When I make Twice Baked Potatoes, I like to make a lot and stick them in the freezer. They are great to have in the freezer for lunch or even an easy dinner. As you can see in the picture, I forgot to save some cheese so sprinkle on top. They were still super cheesy and delicious without the extra sprinkle of cheese.
16 Idaho Baking Potatoes, rinsed
1 lb Bacon, sliced
1 lb Butter (4 sticks), sliced
2 Cups Sour Cream
2 1/2 Cups Shredded Colby Jack Cheese, divided
1 Bunch Green Onions, thinly sliced
Salt and Pepper
Preheat oven to 400°F. Poke several holes in the potatoes with a fork and place on a baking sheet. Bake until very tender, about 1 hour and 15 minutes. Cool slightly before scooping out the insides.
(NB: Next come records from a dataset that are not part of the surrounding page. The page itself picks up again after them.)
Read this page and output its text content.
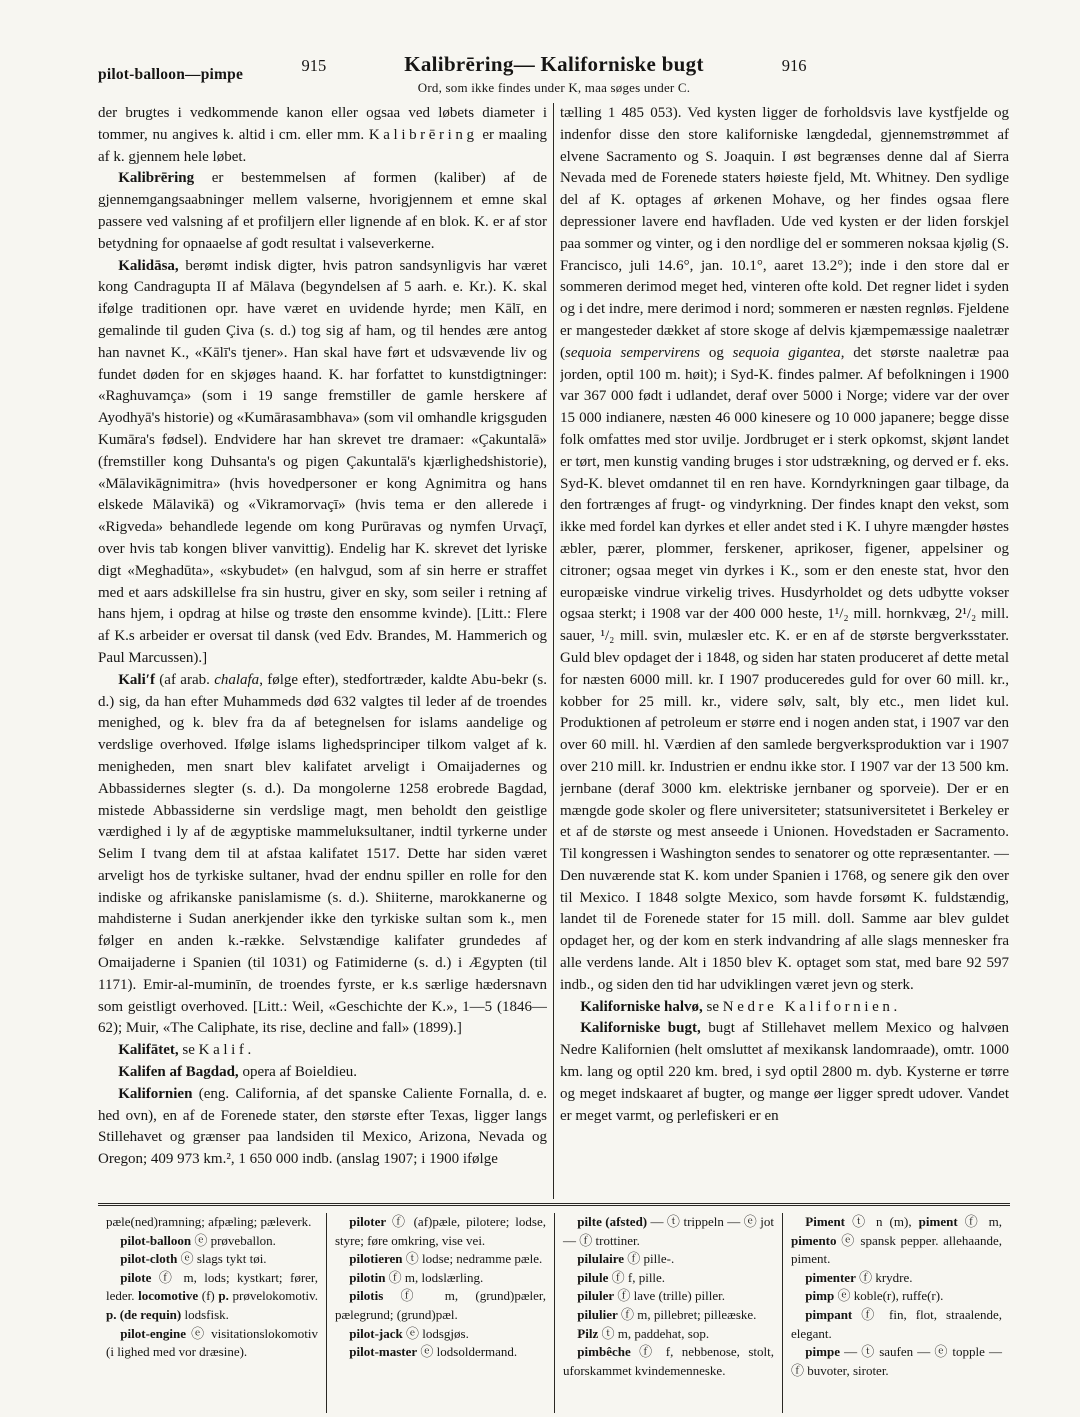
pilot-balloon—pimpe	915	Kalibrēring— Kaliforniske bugt	916
Ord, som ikke findes under K, maa søges under C.

der brugtes i vedkommende kanon eller ogsaa ved løbets diameter i tommer, nu angives k. altid i cm. eller mm. Kalibrēring er maaling af k. gjennem hele løbet.

Kalibrēring er bestemmelsen af formen (kaliber) af de gjennemgangsaabninger mellem valserne, hvorigjennem et emne skal passere ved valsning af et profiljern eller lignende af en blok. K. er af stor betydning for opnaaelse af godt resultat i valseverkerne.

Kalidāsa, berømt indisk digter, hvis patron sandsynligvis har været kong Candragupta II af Mālava (begyndelsen af 5 aarh. e. Kr.). K. skal ifølge traditionen opr. have været en uvidende hyrde; men Kālī, en gemalinde til guden Çiva (s. d.) tog sig af ham, og til hendes ære antog han navnet K., «Kālī's tjener». Han skal have ført et udsvævende liv og fundet døden for en skjøges haand. K. har forfattet to kunstdigtninger: «Raghuvamça» (som i 19 sange fremstiller de gamle herskere af Ayodhyā's historie) og «Kumārasambhava» (som vil omhandle krigsguden Kumāra's fødsel). Endvidere har han skrevet tre dramaer: «Çakuntalā» (fremstiller kong Duhsanta's og pigen Çakuntalā's kjærlighedshistorie), «Mālavikāgnimitra» (hvis hovedpersoner er kong Agnimitra og hans elskede Mālavikā) og «Vikramorvaçī» (hvis tema er den allerede i «Rigveda» behandlede legende om kong Purūravas og nymfen Urvaçī, over hvis tab kongen bliver vanvittig). Endelig har K. skrevet det lyriske digt «Meghadūta», «skybudet» (en halvgud, som af sin herre er straffet med et aars adskillelse fra sin hustru, giver en sky, som seiler i retning af hans hjem, i opdrag at hilse og trøste den ensomme kvinde). [Litt.: Flere af K.s arbeider er oversat til dansk (ved Edv. Brandes, M. Hammerich og Paul Marcussen).]

Kali′f (af arab. chalafa, følge efter), stedfortræder, kaldte Abu-bekr (s. d.) sig, da han efter Muhammeds død 632 valgtes til leder af de troendes menighed, og k. blev fra da af betegnelsen for islams aandelige og verdslige overhoved. Ifølge islams lighedsprinciper tilkom valget af k. menigheden, men snart blev kalifatet arveligt i Omaijadernes og Abbassidernes slegter (s. d.). Da mongolerne 1258 erobrede Bagdad, mistede Abbassiderne sin verdslige magt, men beholdt den geistlige værdighed i ly af de ægyptiske mammeluksultaner, indtil tyrkerne under Selim I tvang dem til at afstaa kalifatet 1517. Dette har siden været arveligt hos de tyrkiske sultaner, hvad der endnu spiller en rolle for den indiske og afrikanske panislamisme (s. d.). Shiiterne, marokkanerne og mahdisterne i Sudan anerkjender ikke den tyrkiske sultan som k., men følger en anden k.-række. Selvstændige kalifater grundedes af Omaijaderne i Spanien (til 1031) og Fatimiderne (s. d.) i Ægypten (til 1171). Emir-al-muminīn, de troendes fyrste, er k.s særlige hædersnavn som geistligt overhoved. [Litt.: Weil, «Geschichte der K.», 1—5 (1846—62); Muir, «The Caliphate, its rise, decline and fall» (1899).]

Kalifātet, se Kalif.

Kalifen af Bagdad, opera af Boieldieu.

Kalifornien (eng. California, af det spanske Caliente Fornalla, d. e. hed ovn), en af de Forenede stater, den største efter Texas, ligger langs Stillehavet og grænser paa landsiden til Mexico, Arizona, Nevada og Oregon; 409 973 km.², 1 650 000 indb. (anslag 1907; i 1900 ifølge

tælling 1 485 053). Ved kysten ligger de forholdsvis lave kystfjelde og indenfor disse den store kaliforniske længdedal, gjennemstrømmet af elvene Sacramento og S. Joaquin. I øst begrænses denne dal af Sierra Nevada med de Forenede staters høieste fjeld, Mt. Whitney. Den sydlige del af K. optages af ørkenen Mohave, og her findes ogsaa flere depressioner lavere end havfladen. Ude ved kysten er der liden forskjel paa sommer og vinter, og i den nordlige del er sommeren noksaa kjølig (S. Francisco, juli 14.6°, jan. 10.1°, aaret 13.2°); inde i den store dal er sommeren derimod meget hed, vinteren ofte kold. Det regner lidet i syden og i det indre, mere derimod i nord; sommeren er næsten regnløs. Fjeldene er mangesteder dækket af store skoge af delvis kjæmpemæssige naaletrær (sequoia sempervirens og sequoia gigantea, det største naaletræ paa jorden, optil 100 m. høit); i Syd-K. findes palmer. Af befolkningen i 1900 var 367 000 født i udlandet, deraf over 5000 i Norge; videre var der over 15 000 indianere, næsten 46 000 kinesere og 10 000 japanere; begge disse folk omfattes med stor uvilje. Jordbruget er i sterk opkomst, skjønt landet er tørt, men kunstig vanding bruges i stor udstrækning, og derved er f. eks. Syd-K. blevet omdannet til en ren have. Korndyrkningen gaar tilbage, da den fortrænges af frugt- og vindyrkning. Der findes knapt den vekst, som ikke med fordel kan dyrkes et eller andet sted i K. I uhyre mængder høstes æbler, pærer, plommer, ferskener, aprikoser, figener, appelsiner og citroner; ogsaa meget vin dyrkes i K., som er den eneste stat, hvor den europæiske vindrue virkelig trives. Husdyrholdet og dets udbytte vokser ogsaa sterkt; i 1908 var der 400 000 heste, 1¹/₂ mill. hornkvæg, 2¹/₂ mill. sauer, ¹/₂ mill. svin, mulæsler etc. K. er en af de største bergverksstater. Guld blev opdaget der i 1848, og siden har staten produceret af dette metal for næsten 6000 mill. kr. I 1907 produceredes guld for over 60 mill. kr., kobber for 25 mill. kr., videre sølv, salt, bly etc., men lidet kul. Produktionen af petroleum er større end i nogen anden stat, i 1907 var den over 60 mill. hl. Værdien af den samlede bergverksproduktion var i 1907 over 210 mill. kr. Industrien er endnu ikke stor. I 1907 var der 13 500 km. jernbane (deraf 3000 km. elektriske jernbaner og sporveie). Der er en mængde gode skoler og flere universiteter; statsuniversitetet i Berkeley er et af de største og mest anseede i Unionen. Hovedstaden er Sacramento. Til kongressen i Washington sendes to senatorer og otte repræsentanter. — Den nuværende stat K. kom under Spanien i 1768, og senere gik den over til Mexico. I 1848 solgte Mexico, som havde forsømt K. fuldstændig, landet til de Forenede stater for 15 mill. doll. Samme aar blev guldet opdaget her, og der kom en sterk indvandring af alle slags mennesker fra alle verdens lande. Alt i 1850 blev K. optaget som stat, med bare 92 597 indb., og siden den tid har udviklingen været jevn og sterk.

Kaliforniske halvø, se Nedre Kalifornien.

Kaliforniske bugt, bugt af Stillehavet mellem Mexico og halvøen Nedre Kalifornien (helt omsluttet af mexikansk landomraade), omtr. 1000 km. lang og optil 220 km. bred, i syd optil 2800 m. dyb. Kysterne er tørre og meget indskaaret af bugter, og mange øer ligger spredt udover. Vandet er meget varmt, og perlefiskeri er en

pæle(ned)ramning; afpæling; pæleverk.

pilot-balloon ⓔ prøveballon.

pilot-cloth ⓔ slags tykt tøi.

pilote ⓕ m, lods; kystkart; fører, leder. locomotive (f) p. prøvelokomotiv. p. (de requin) lodsfisk.

pilot-engine ⓔ visitationslokomotiv (i lighed med vor dræsine).

piloter ⓕ (af)pæle, pilotere; lodse, styre; føre omkring, vise vei.

pilotieren ⓣ lodse; nedramme pæle.

pilotin ⓕ m, lodslærling.

pilotis ⓕ m, (grund)pæler, pælegrund; (grund)pæl.

pilot-jack ⓔ lodsgjøs.

pilot-master ⓔ lodsoldermand.

pilte (afsted) — ⓣ trippeln — ⓔ jot — ⓕ trottiner.

pilulaire ⓕ pille-.

pilule ⓕ f, pille.

piluler ⓕ lave (trille) piller.

pilulier ⓕ m, pillebret; pilleæske.

Pilz ⓣ m, paddehat, sop.

pimbêche ⓕ f, nebbenose, stolt, uforskammet kvindemenneske.

Piment ⓣ n (m), piment ⓕ m, pimento ⓔ spansk pepper. allehaande, piment.

pimenter ⓕ krydre.

pimp ⓔ koble(r), ruffe(r).

pimpant ⓕ fin, flot, straalende, elegant.

pimpe — ⓣ saufen — ⓔ topple — ⓕ buvoter, siroter.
Brown the bacon in a skillet over medium/high heat. Drain on paper towels.
Combine butter, bacon and sour cream in a very large bowl.
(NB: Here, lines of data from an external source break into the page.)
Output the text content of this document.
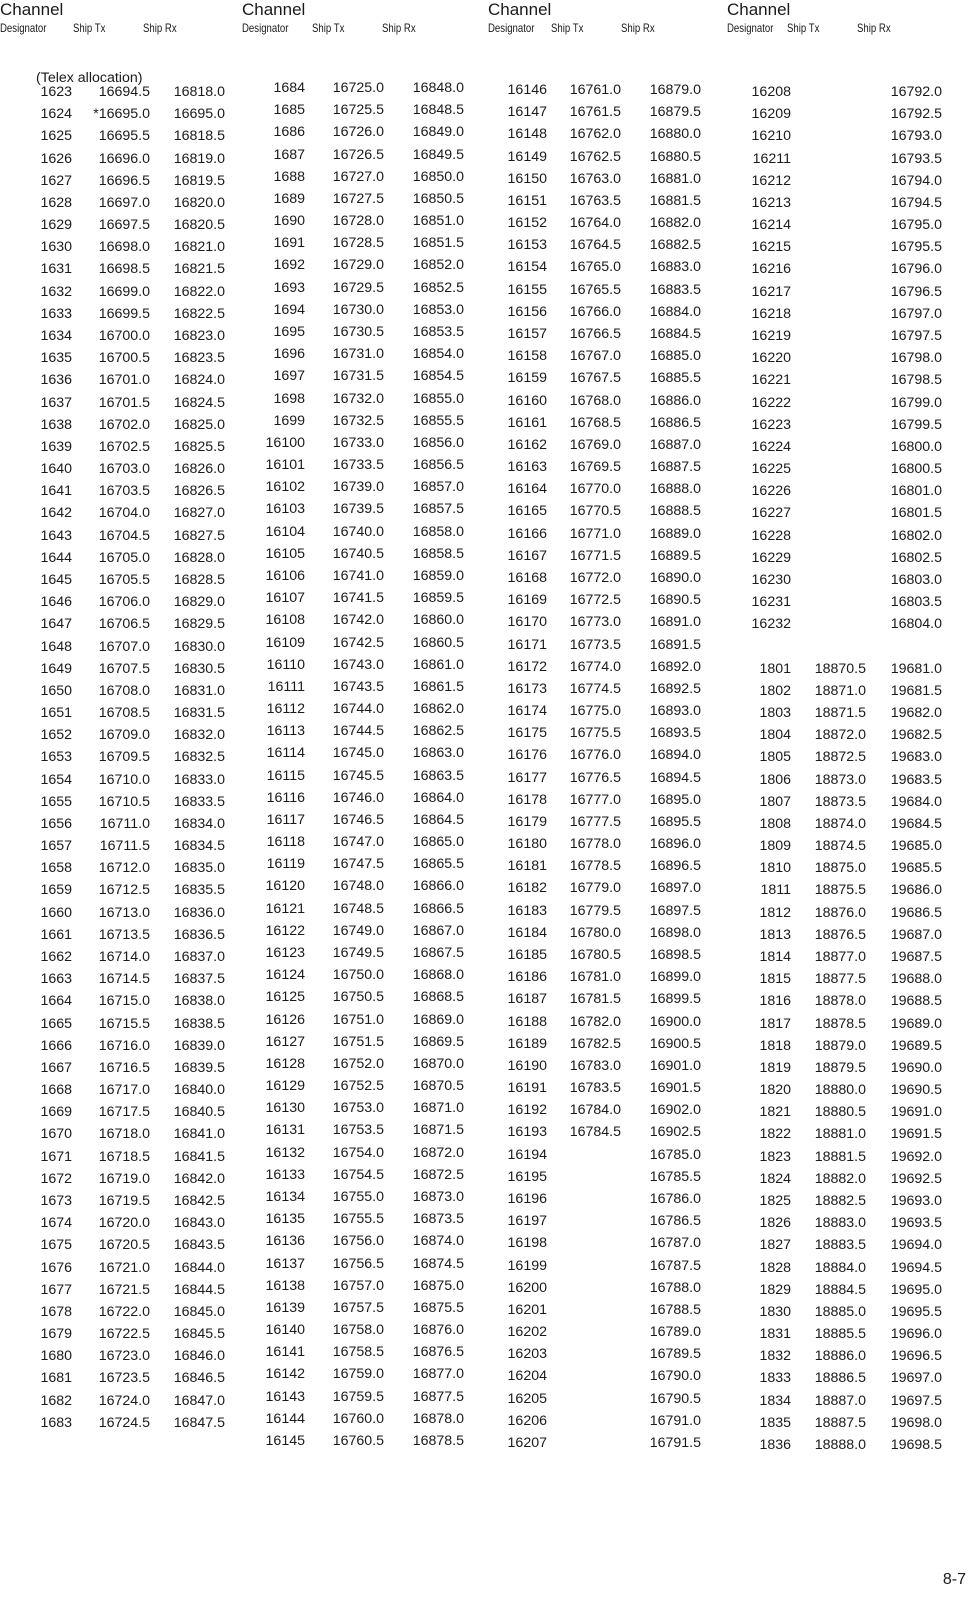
Channel
Designator Ship Tx	Ship Rx
(Telex allocation)
1623 16694.5 16818.0
1624 *16695.0 16695.0
1625 16695.5 16818.5
1626 16696.0 16819.0
1627 16696.5 16819.5
1628 16697.0 16820.0
1629 16697.5 16820.5
1630 16698.0 16821.0
1631 16698.5 16821.5
1632 16699.0 16822.0
1633 16699.5 16822.5
1634 16700.0 16823.0
1635 16700.5 16823.5
1636 16701.0 16824.0
1637 16701.5 16824.5
1638 16702.0 16825.0
1639 16702.5 16825.5
1640 16703.0 16826.0
1641 16703.5 16826.5
1642 16704.0 16827.0
1643 16704.5 16827.5
1644 16705.0 16828.0
1645 16705.5 16828.5
1646 16706.0 16829.0
1647 16706.5 16829.5
1648 16707.0 16830.0
1649 16707.5 16830.5
1650 16708.0 16831.0
1651 16708.5 16831.5
1652 16709.0 16832.0
1653 16709.5 16832.5
1654 16710.0 16833.0
1655 16710.5 16833.5
1656 16711.0 16834.0
1657 16711.5 16834.5
1658 16712.0 16835.0
1659 16712.5 16835.5
1660 16713.0 16836.0
1661 16713.5 16836.5
1662 16714.0 16837.0
1663 16714.5 16837.5
1664 16715.0 16838.0
1665 16715.5 16838.5
1666 16716.0 16839.0
1667 16716.5 16839.5
1668 16717.0 16840.0
1669 16717.5 16840.5
1670 16718.0 16841.0
1671 16718.5 16841.5
1672 16719.0 16842.0
1673 16719.5 16842.5
1674 16720.0 16843.0
1675 16720.5 16843.5
1676 16721.0 16844.0
1677 16721.5 16844.5
1678 16722.0 16845.0
1679 16722.5 16845.5
1680 16723.0 16846.0
1681 16723.5 16846.5
1682 16724.0 16847.0
1683 16724.5 16847.5
Channel
Designator Ship Tx	Ship Rx
1684 16725.0 16848.0
1685 16725.5 16848.5
1686 16726.0 16849.0
1687 16726.5 16849.5
1688 16727.0 16850.0
1689 16727.5 16850.5
1690 16728.0 16851.0
1691 16728.5 16851.5
1692 16729.0 16852.0
1693 16729.5 16852.5
1694 16730.0 16853.0
1695 16730.5 16853.5
1696 16731.0 16854.0
1697 16731.5 16854.5
1698 16732.0 16855.0
1699 16732.5 16855.5
16100 16733.0 16856.0
16101 16733.5 16856.5
16102 16739.0 16857.0
16103 16739.5 16857.5
16104 16740.0 16858.0
16105 16740.5 16858.5
16106 16741.0 16859.0
16107 16741.5 16859.5
16108 16742.0 16860.0
16109 16742.5 16860.5
16110 16743.0 16861.0
16111 16743.5 16861.5
16112 16744.0 16862.0
16113 16744.5 16862.5
16114 16745.0 16863.0
16115 16745.5 16863.5
16116 16746.0 16864.0
16117 16746.5 16864.5
16118 16747.0 16865.0
16119 16747.5 16865.5
16120 16748.0 16866.0
16121 16748.5 16866.5
16122 16749.0 16867.0
16123 16749.5 16867.5
16124 16750.0 16868.0
16125 16750.5 16868.5
16126 16751.0 16869.0
16127 16751.5 16869.5
16128 16752.0 16870.0
16129 16752.5 16870.5
16130 16753.0 16871.0
16131 16753.5 16871.5
16132 16754.0 16872.0
16133 16754.5 16872.5
16134 16755.0 16873.0
16135 16755.5 16873.5
16136 16756.0 16874.0
16137 16756.5 16874.5
16138 16757.0 16875.0
16139 16757.5 16875.5
16140 16758.0 16876.0
16141 16758.5 16876.5
16142 16759.0 16877.0
16143 16759.5 16877.5
16144 16760.0 16878.0
16145 16760.5 16878.5
Channel
Designator Ship Tx	Ship Rx
16146 16761.0 16879.0
16147 16761.5 16879.5
16148 16762.0 16880.0
16149 16762.5 16880.5
16150 16763.0 16881.0
16151 16763.5 16881.5
16152 16764.0 16882.0
16153 16764.5 16882.5
16154 16765.0 16883.0
16155 16765.5 16883.5
16156 16766.0 16884.0
16157 16766.5 16884.5
16158 16767.0 16885.0
16159 16767.5 16885.5
16160 16768.0 16886.0
16161 16768.5 16886.5
16162 16769.0 16887.0
16163 16769.5 16887.5
16164 16770.0 16888.0
16165 16770.5 16888.5
16166 16771.0 16889.0
16167 16771.5 16889.5
16168 16772.0 16890.0
16169 16772.5 16890.5
16170 16773.0 16891.0
16171 16773.5 16891.5
16172 16774.0 16892.0
16173 16774.5 16892.5
16174 16775.0 16893.0
16175 16775.5 16893.5
16176 16776.0 16894.0
16177 16776.5 16894.5
16178 16777.0 16895.0
16179 16777.5 16895.5
16180 16778.0 16896.0
16181 16778.5 16896.5
16182 16779.0 16897.0
16183 16779.5 16897.5
16184 16780.0 16898.0
16185 16780.5 16898.5
16186 16781.0 16899.0
16187 16781.5 16899.5
16188 16782.0 16900.0
16189 16782.5 16900.5
16190 16783.0 16901.0
16191 16783.5 16901.5
16192 16784.0 16902.0
16193 16784.5 16902.5
16194	16785.0
16195	16785.5
16196	16786.0
16197	16786.5
16198	16787.0
16199	16787.5
16200	16788.0
16201	16788.5
16202	16789.0
16203	16789.5
16204	16790.0
16205	16790.5
16206	16791.0
16207	16791.5
Channel
Designator Ship Tx	Ship Rx
16208	16792.0
16209	16792.5
16210	16793.0
16211	16793.5
16212	16794.0
16213	16794.5
16214	16795.0
16215	16795.5
16216	16796.0
16217	16796.5
16218	16797.0
16219	16797.5
16220	16798.0
16221	16798.5
16222	16799.0
16223	16799.5
16224	16800.0
16225	16800.5
16226	16801.0
16227	16801.5
16228	16802.0
16229	16802.5
16230	16803.0
16231	16803.5
16232	16804.0
1801 18870.5 19681.0
1802 18871.0 19681.5
1803 18871.5 19682.0
1804 18872.0 19682.5
1805 18872.5 19683.0
1806 18873.0 19683.5
1807 18873.5 19684.0
1808 18874.0 19684.5
1809 18874.5 19685.0
1810 18875.0 19685.5
1811 18875.5 19686.0
1812 18876.0 19686.5
1813 18876.5 19687.0
1814 18877.0 19687.5
1815 18877.5 19688.0
1816 18878.0 19688.5
1817 18878.5 19689.0
1818 18879.0 19689.5
1819 18879.5 19690.0
1820 18880.0 19690.5
1821 18880.5 19691.0
1822 18881.0 19691.5
1823 18881.5 19692.0
1824 18882.0 19692.5
1825 18882.5 19693.0
1826 18883.0 19693.5
1827 18883.5 19694.0
1828 18884.0 19694.5
1829 18884.5 19695.0
1830 18885.0 19695.5
1831 18885.5 19696.0
1832 18886.0 19696.5
1833 18886.5 19697.0
1834 18887.0 19697.5
1835 18887.5 19698.0
1836 18888.0 19698.5
8-7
Once the potatoes are cool enough to touch, cut them in half lengthwise. Scoop out the insides, leaving a potato skin shell. Leave a little attached to the skin for some stability. Put the potato insides in the bowl with the butter.
Mash the potatoes together with the butter, bacon and sour cream. A potato masher works well for this. Stir in 2 cups cheese and green onions. Season to taste with salt and pepper.
Spoon the potato mixture into the potato skin shells. Top with remaining cheese.
Bake at 350°F until warm and bubbly, about 15-20 minutes.
These can also be frozen in a zip top bag. Baking time will be longer for frozen potatoes.